How To Design Your Way Out Of Mediocrity
With C-skins and David Carson.
I don’t envy the marketing department at any company that makes wetsuits. They’re all within a millisecond of each other when it comes to performance and durability—which can only be judged in hindsight, unless you’re one of those second tier pros that go on annual “Wetsuit Bible” testing operations and try them all in succession.
The everyman wants black, navy at a push, minimal logos for the tasteful, so how the hell do you get your black rubber suits in the hands of the masses? Well in the case of UK rubber-makers C-Skins it’s simple. You just pay the world’s most famous (living) graphic designer to give your brand a complete overhaul and create a thing of beauty.
If design’s your thing then David Carson needs little in the way of drum beating from me, but if you’re not here’s the man in a short paragraph. Carson’s primarily famous for his editorial design, which mainly involves beautiful looking magazine spreads that you can barely read. Ever found yourself searching for a missing paragraph? Trying to read something with graphics plastered all over it? Well you’ve got Carson to thank, either directly or indirectly, for that.
He actually started off, vaguely, in the surfing world before going on to become a design megastar, designing a publication called Beach Culture, for the publisher of Surfer Magazine. It was with Ray Gun however, the iconic music and pop culture mag of the 90s, that Carson really let his frontier vision bloom. Any designer with even a vague interest in printed matter has got the horn for Carson’s Ray Gun work.
“Don’t confuse legibility with communication,” one of Carson’s famous lines on the subject, sums it up pretty well.

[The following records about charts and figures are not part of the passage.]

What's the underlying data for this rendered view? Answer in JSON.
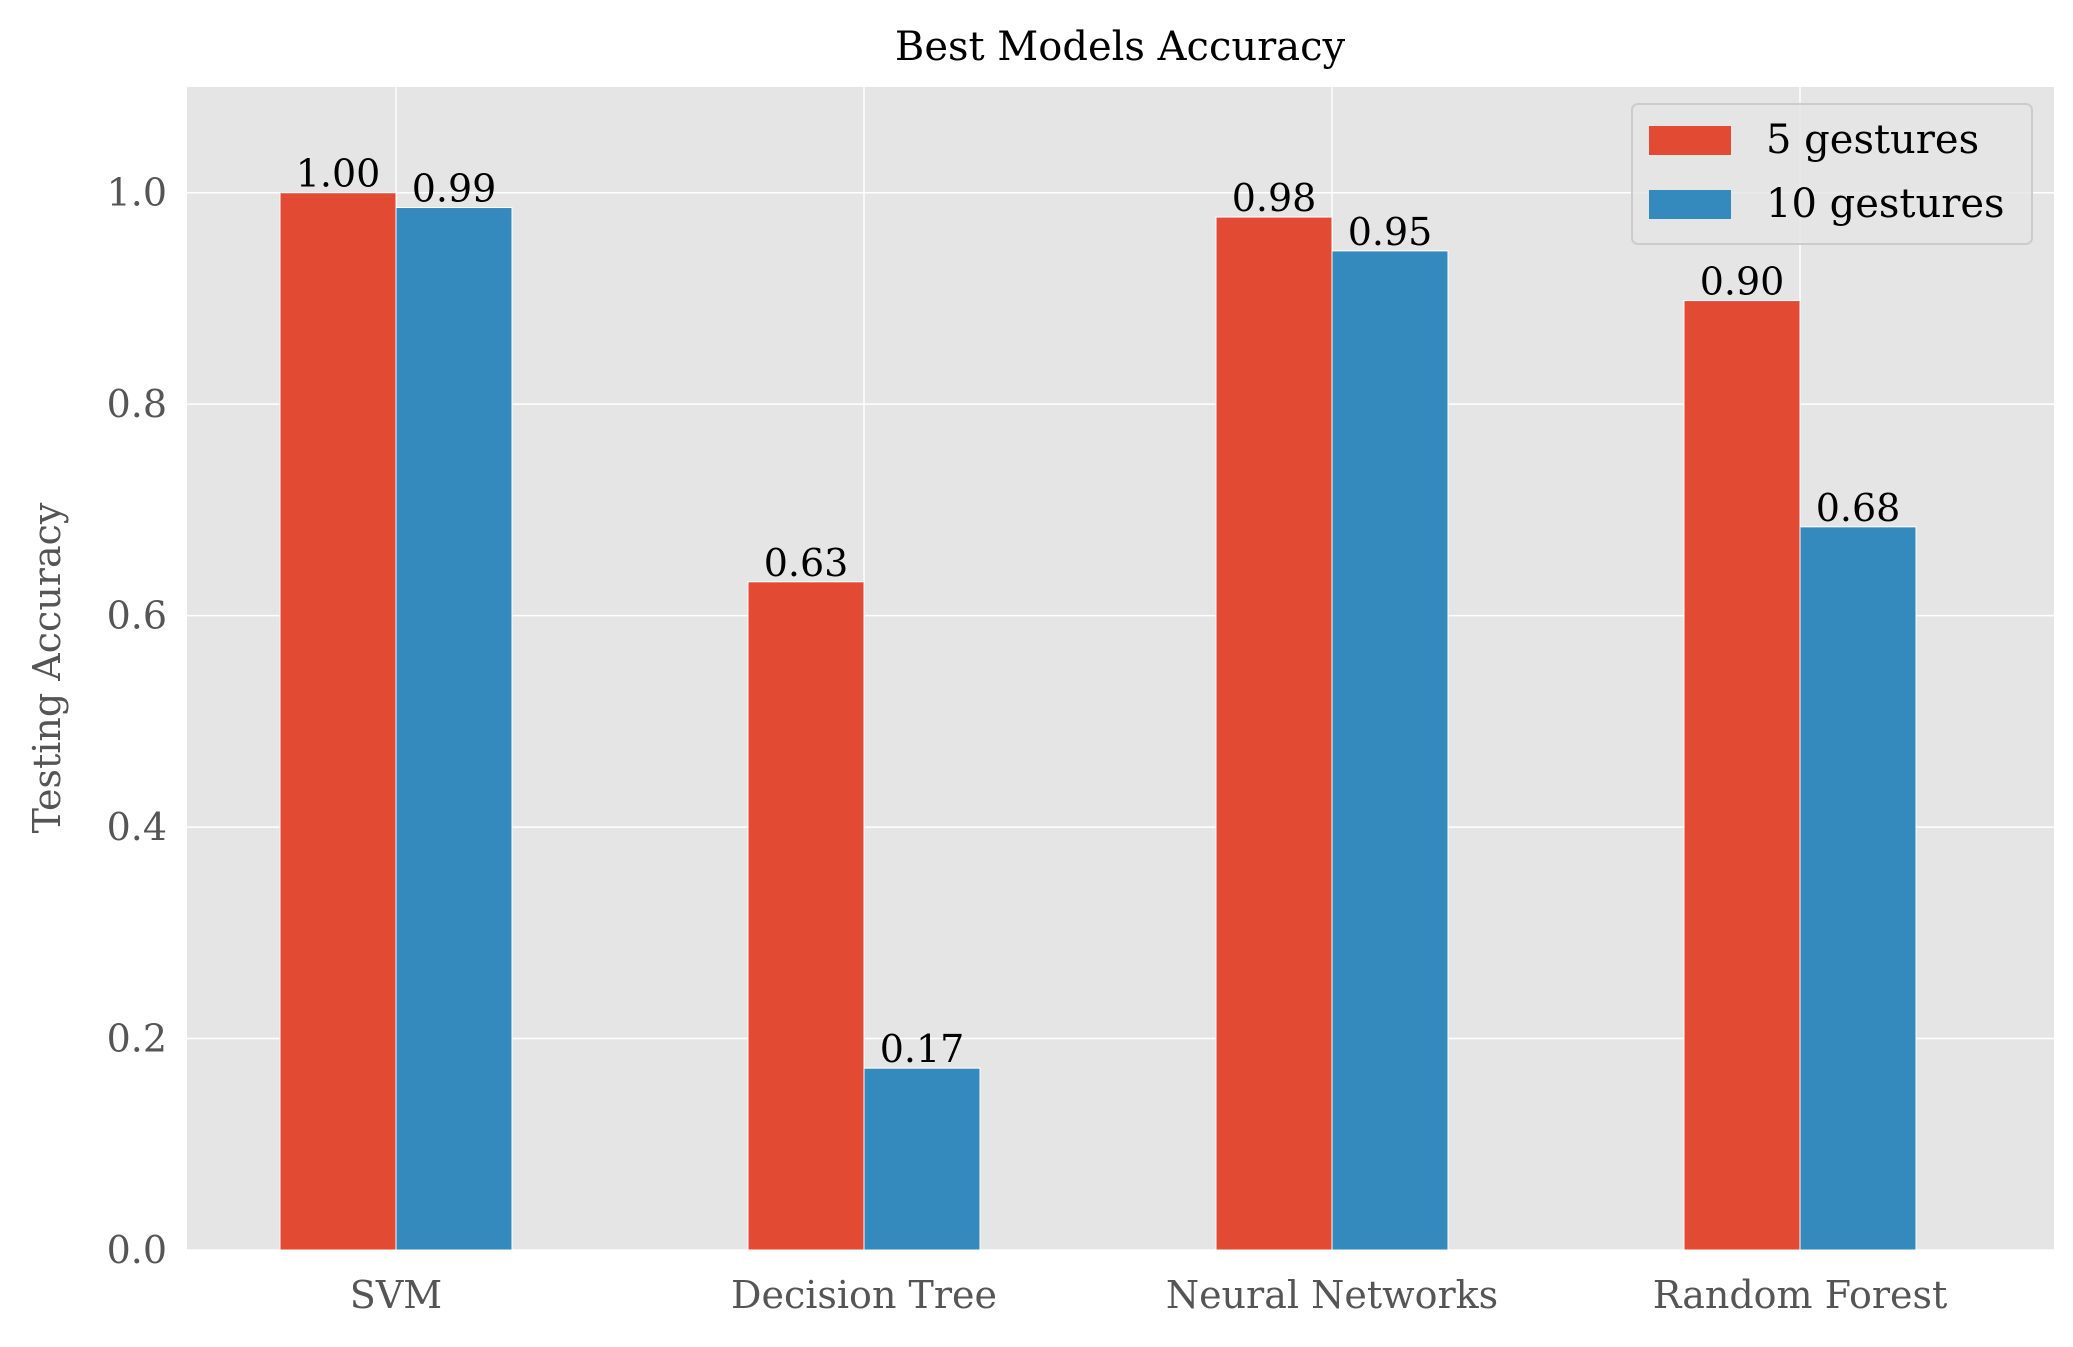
{
  "chart_data": {
    "type": "bar",
    "title": "Best Models Accuracy",
    "xlabel": "",
    "ylabel": "Testing Accuracy",
    "categories": [
      "SVM",
      "Decision Tree",
      "Neural Networks",
      "Random Forest"
    ],
    "series": [
      {
        "name": "5 gestures",
        "color": "#E24A33",
        "values": [
          1.0,
          0.632,
          0.977,
          0.898
        ],
        "labels": [
          "1.00",
          "0.63",
          "0.98",
          "0.90"
        ]
      },
      {
        "name": "10 gestures",
        "color": "#348ABD",
        "values": [
          0.986,
          0.172,
          0.945,
          0.684
        ],
        "labels": [
          "0.99",
          "0.17",
          "0.95",
          "0.68"
        ]
      }
    ],
    "ylim": [
      0,
      1.1
    ],
    "yticks": [
      0.0,
      0.2,
      0.4,
      0.6,
      0.8,
      1.0
    ],
    "ytick_labels": [
      "0.0",
      "0.2",
      "0.4",
      "0.6",
      "0.8",
      "1.0"
    ],
    "grid": true,
    "legend_position": "top-right",
    "style": {
      "plot_background": "#E5E5E5",
      "grid_color": "#FFFFFF"
    }
  }
}
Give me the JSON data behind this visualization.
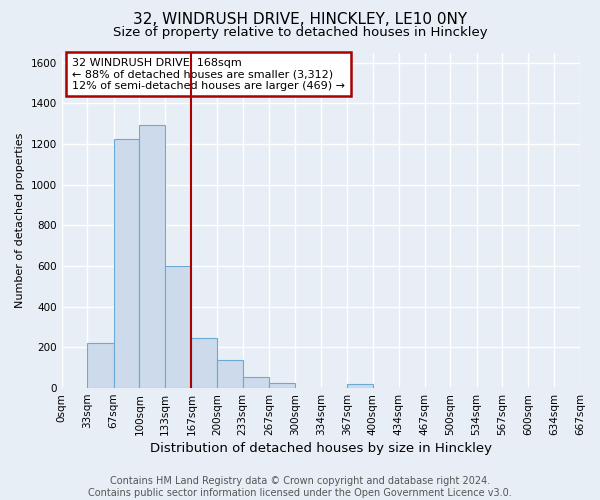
{
  "title1": "32, WINDRUSH DRIVE, HINCKLEY, LE10 0NY",
  "title2": "Size of property relative to detached houses in Hinckley",
  "xlabel": "Distribution of detached houses by size in Hinckley",
  "ylabel": "Number of detached properties",
  "footer1": "Contains HM Land Registry data © Crown copyright and database right 2024.",
  "footer2": "Contains public sector information licensed under the Open Government Licence v3.0.",
  "bin_edges": [
    0,
    33,
    67,
    100,
    133,
    167,
    200,
    233,
    267,
    300,
    334,
    367,
    400,
    434,
    467,
    500,
    534,
    567,
    600,
    634,
    667
  ],
  "bar_heights": [
    0,
    220,
    1225,
    1295,
    600,
    245,
    140,
    55,
    25,
    0,
    0,
    20,
    0,
    0,
    0,
    0,
    0,
    0,
    0,
    0
  ],
  "bar_color": "#ccdaeb",
  "bar_edgecolor": "#6aaad4",
  "property_line_x": 167,
  "property_line_color": "#aa0000",
  "annotation_line1": "32 WINDRUSH DRIVE: 168sqm",
  "annotation_line2": "← 88% of detached houses are smaller (3,312)",
  "annotation_line3": "12% of semi-detached houses are larger (469) →",
  "annotation_box_edgecolor": "#aa0000",
  "annotation_box_facecolor": "#ffffff",
  "ylim": [
    0,
    1650
  ],
  "yticks": [
    0,
    200,
    400,
    600,
    800,
    1000,
    1200,
    1400,
    1600
  ],
  "background_color": "#e8eef5",
  "plot_background": "#e8eef5",
  "grid_color": "#ffffff",
  "title1_fontsize": 11,
  "title2_fontsize": 9.5,
  "xlabel_fontsize": 9.5,
  "ylabel_fontsize": 8,
  "tick_fontsize": 7.5,
  "footer_fontsize": 7,
  "annotation_fontsize": 8
}
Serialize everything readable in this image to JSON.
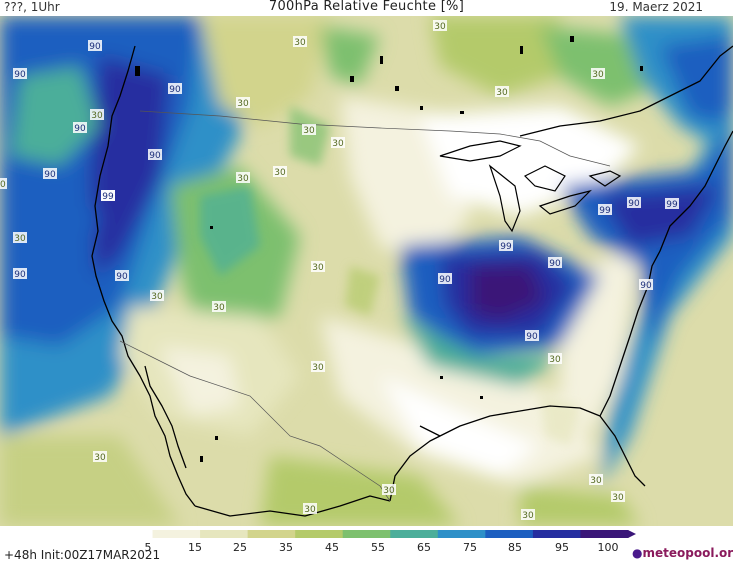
{
  "header": {
    "left": "???, 1Uhr",
    "title": "700hPa Relative Feuchte [%]",
    "date": "19. Maerz 2021"
  },
  "footer": {
    "run": "+48h Init:00Z17MAR2021",
    "brand": "meteopool.org"
  },
  "legend": {
    "ticks": [
      "5",
      "15",
      "25",
      "35",
      "45",
      "55",
      "65",
      "75",
      "85",
      "95",
      "100"
    ],
    "colors": [
      "#ffffff",
      "#f4f2df",
      "#e6e6be",
      "#d2d48c",
      "#b4ca6a",
      "#7dc06e",
      "#4cae9a",
      "#2e90c8",
      "#1d5fc0",
      "#262ea0",
      "#3a1678"
    ]
  },
  "map": {
    "contour_labels": [
      "90",
      "90",
      "90",
      "90",
      "90",
      "90",
      "90",
      "90",
      "90",
      "90",
      "90",
      "90",
      "90",
      "90",
      "99",
      "99",
      "99",
      "99",
      "30",
      "30",
      "30",
      "30",
      "30",
      "30",
      "30",
      "30",
      "30",
      "30",
      "30",
      "30",
      "30",
      "30",
      "30",
      "30",
      "30",
      "30",
      "30",
      "30",
      "30",
      "30",
      "30"
    ]
  }
}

Post-realising that the flailing publishing world wasn’t going to take him where he wanted to go, Carson set up his NYC studio, David Carson Design, and cashed in. Nike, Microsoft, Bud, you name it, Carson’s done it. These days he lectures a lot and cherry picks jobs he’s interested in/have plenty noughts at the end. Carson’s also a lifelong surfer proper whose first property purchase twenty years ago was a Caribbean beach shack on a mysto righthander. The man gets it.
Which leads us to the C-skins collab. I grew up surfing in the UK, and I remember C-skins going to market. Up until that point, wetsuits made either in the UK, or by UK brands, just weren’t as good as the imports. They were stiff and heavy—the last thing you need when battling frigid temperatures and slopey waves. Enter C-Skins, emerging from the shell of the heritage UK wetsuit brand GUL.
They looked like the imports, sponsored vogue UK pros (yep) like Alan Stokes. I wore one and it was as good as the Xcel that was my—and plenty other UK surfers’—wetsuit choice at the time. I hadn’t thought about C-skins for years until I saw that they were trying to launch in Australia a while back. Good luck, was my typically pessimistic response. Not because of the quality or price point of the suits, simply because it’s a highly-saturated market, surfers are narrow-minded and set in their ways, and convincing Australians that there’s a surf scene in the UK is hard enough, let alone that we know anything about making wetsuits. Then came a hat-in-mouth scenario courtesy this beautiful branding exercise by Sir Carson.
Normally I can’t stand logos on limbs. It feels like a desperate attempt by the Marketing Director to squeeze one more in there in the name of brand awareness. The periodic table, Breaking Bad-style graphics that Carson’s designed for C-Skins however, just makes the suits look, brazen. Sophisticated.
In an interview C-Skins founder Carey Brown gave with Board Sport Source, a Euro “surf/skate/snow business” site, whatever that means, he explained the re-brand came as a result of him being “fed up” with hearing that all wetsuits, including his, looked the same. While I can’t say that it’s been an exercise in flawless PR—I stumbled on the news on a lap around Carson’s IG—the UK brand’s sure done a hell of a job of making something so uniform stand out. I like thoughtful design and I like things that most people don’t have. If I was in the habit of paying for wetsuits, would I buy one? 100%.